TÜRKİYE CUMHURİYETİ
ANAYASA MAHKEMESİ
İKİNCİ BÖLÜM
KARAR
EREN YILDIZ BAŞVURUSU (5)
(Başvuru Numarası: 2019/23865)
Karar Tarihi: 26/3/2025
Başkan
:
Basri BAĞCI
Üyeler
Engin YILDIRIM
Rıdvan GÜLEÇ
Kenan YAŞAR
Ömer ÇINAR
Raportör
Murat BAŞPINAR
Başvurucu
Eren YILDIZ
Vekili
Av. Gülizar TUNCER
I. BAŞVURUNUN ÖZETİ
1. Başvuru, Devlet Güvenlik Mahkemesinde yargılanan başvurucu hakkında Avrupa İnsan Hakları Mahkemesi tarafından verilen ihlal kararının gereğinin yerine getirilmemesi nedeniyle bağımsız ve tarafsız mahkemede yargılanma hakkının ihlal edildiği iddiasına ilişkindir.
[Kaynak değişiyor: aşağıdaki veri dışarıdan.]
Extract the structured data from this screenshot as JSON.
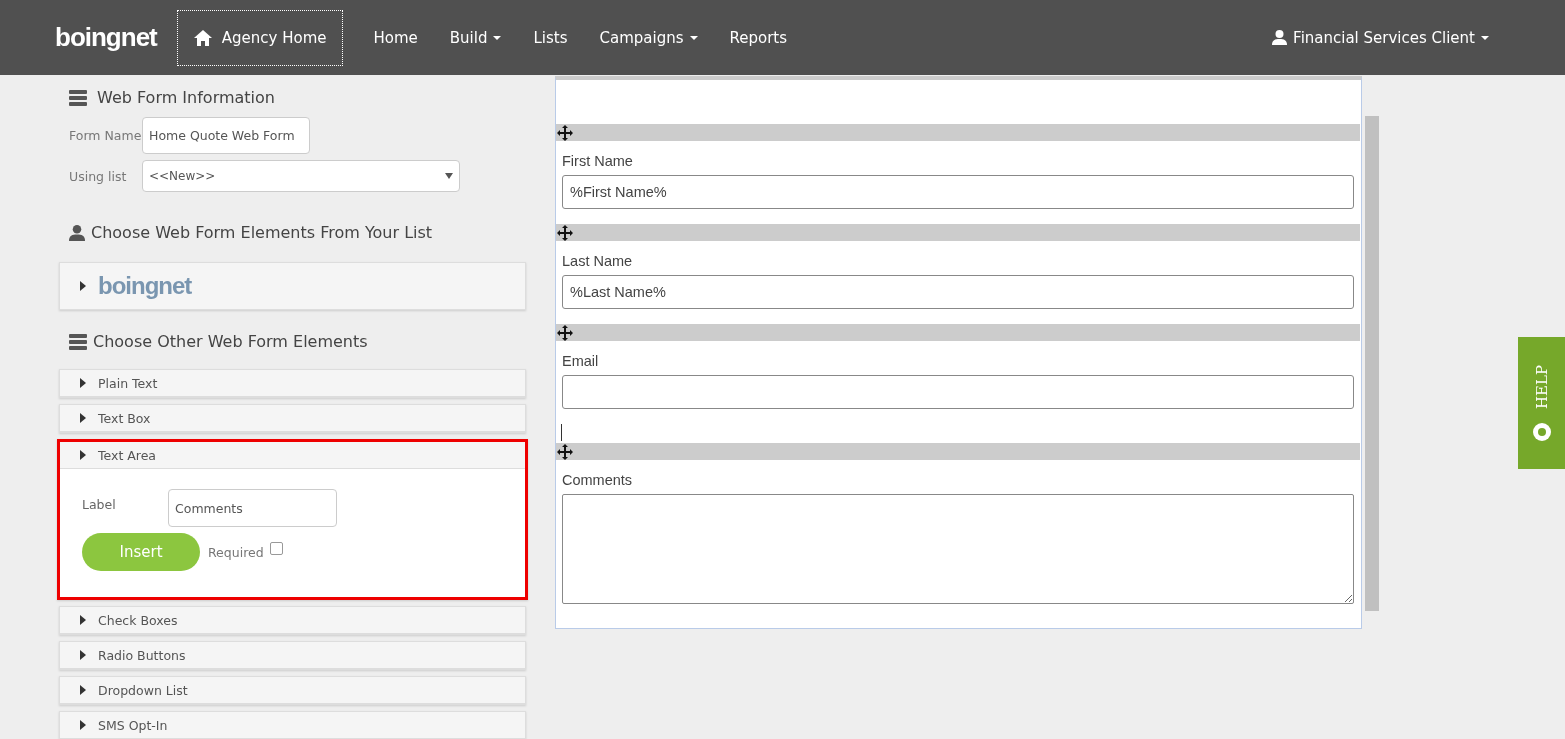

2. Malatya Devlet Güvenlik Mahkemesi (DGM) Cumhuriyet Başsavcılığı başvurucunun anayasal düzeni zorla değiştirmeye kalkmak eyleminde bulunma suçunu işlediği iddiasıyla başvurucu hakkında 26/9/1995 tarihinde iddianame düzenlemiştir. Malatya 2 No.lu DGM 29/9/1995 tarihinde yetkisizlik kararı vererek dosyayı Erzurum DGM'ye göndermiştir. Erzurum DGM yargılama sonucunda başvurucunun anılan suçtan müebbet hapis cezası ile cezalandırılmasına karar vermiştir. Kararın temyiz edilmesi üzerine Yargıtay 9. Ceza Dairesi kararı onamış ve mahkûmiyet kararı 17/2/1999 tarihinde kesinleşmiştir.
3. Başvurucu, mahkûmiyetiyle sonuçlanan olaylara ilişkin olarak Avrupa İnsan Hakları Mahkemesine (AİHM) başvurmuştur. Başvurucu, DGM heyetinde askerî bir hâkimin de bulunması nedeniyle bağımsız ve tarafsız bir mahkemede yargılama yapılmadığından, müdafi yokluğunda ve baskı altında alınan ifadelerinin mahkûmiyete esas alındığından şikâyetçi olmuştur.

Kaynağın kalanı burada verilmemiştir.